When we listed who can act as affiliates in relation to a legal entity or an individual entrepreneur, a group of persons was mentioned in which a company or entrepreneur may be a member. So, the members of such a group in the case of an individual entrepreneur are his closest relatives, including spouses, children, parents, brothers or sisters. But the members of the group for the company are such categories of persons who:

  • may dispose of more than half of the votes of the shares of the company or more than half of its share;
  • single-handedly manage this company or structure;
  • have the right to give instructions requiring unquestioning implementation;
  • represent the majority of the supervisory and executive staff of the company's management body;
  • have the right to appoint or elect a nominal head of the company;
  • take part in the selection of most of the members of the supervisory and executive staff of the company.

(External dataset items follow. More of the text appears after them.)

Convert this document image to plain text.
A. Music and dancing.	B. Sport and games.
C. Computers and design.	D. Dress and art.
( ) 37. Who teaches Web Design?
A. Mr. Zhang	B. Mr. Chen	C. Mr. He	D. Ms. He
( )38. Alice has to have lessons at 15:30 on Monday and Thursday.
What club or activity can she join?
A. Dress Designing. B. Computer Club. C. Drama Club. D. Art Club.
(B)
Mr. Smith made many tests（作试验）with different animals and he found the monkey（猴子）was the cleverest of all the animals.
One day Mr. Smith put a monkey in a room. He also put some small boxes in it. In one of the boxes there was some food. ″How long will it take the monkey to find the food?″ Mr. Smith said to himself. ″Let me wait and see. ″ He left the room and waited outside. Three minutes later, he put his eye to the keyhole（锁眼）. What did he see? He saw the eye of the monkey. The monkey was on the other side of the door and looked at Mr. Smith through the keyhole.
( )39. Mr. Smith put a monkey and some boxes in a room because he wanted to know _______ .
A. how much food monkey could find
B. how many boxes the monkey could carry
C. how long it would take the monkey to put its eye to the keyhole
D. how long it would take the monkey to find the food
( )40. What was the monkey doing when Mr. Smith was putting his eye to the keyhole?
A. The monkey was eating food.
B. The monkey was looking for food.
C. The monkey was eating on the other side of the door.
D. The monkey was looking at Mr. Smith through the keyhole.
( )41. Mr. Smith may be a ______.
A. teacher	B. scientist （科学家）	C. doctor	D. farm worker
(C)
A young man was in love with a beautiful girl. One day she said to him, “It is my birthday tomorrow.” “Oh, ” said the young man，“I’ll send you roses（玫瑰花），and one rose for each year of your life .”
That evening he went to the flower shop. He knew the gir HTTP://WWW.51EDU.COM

It is quite natural that members of a particular group may intersect and unite. For example, if two members of two different groups have a lot of influence in the third group, but from a legislative point of view, the first two groups should be considered as one.

Is it necessary to provide information about affiliates?

According to the legislation, which is devoted to the problems of monopolization, joint-stock companies required to provide such lists. the authorities. Such a report is required both to government agencies and shareholders, as well as for accounting reports.

Why is this account necessary? The fact is that in cases where some entrepreneurs are able to strongly influence commercial structures, phenomena such as:

  • biased and overpriced pricing;
  • persecution of competing structures using non-market methods;
  • formation of monopolies.

If such a process is uncontrolled, then it leads to the destruction of entire markets, and at different levels. In the Russian Federation, such records are maintained by the Antimonopoly Service.

What is an affiliate site?

There is also the concept of an affiliated Internet resource. In this context, this concept means somewhat different than in the legal one. So, an affiliated site is a site that created for the purpose of promoting main. It can also be called a doorway or a satellite. Developers can create a huge amount of affiliate resources, which will eventually lead the user to the site that is being promoted.

As you can see, when explaining the concept of affiliation, it becomes more understandable and you can understand what your interlocutor means by mentioning some affiliates in a conversation or talking about the presence of affiliated sites around some major resource on the Internet.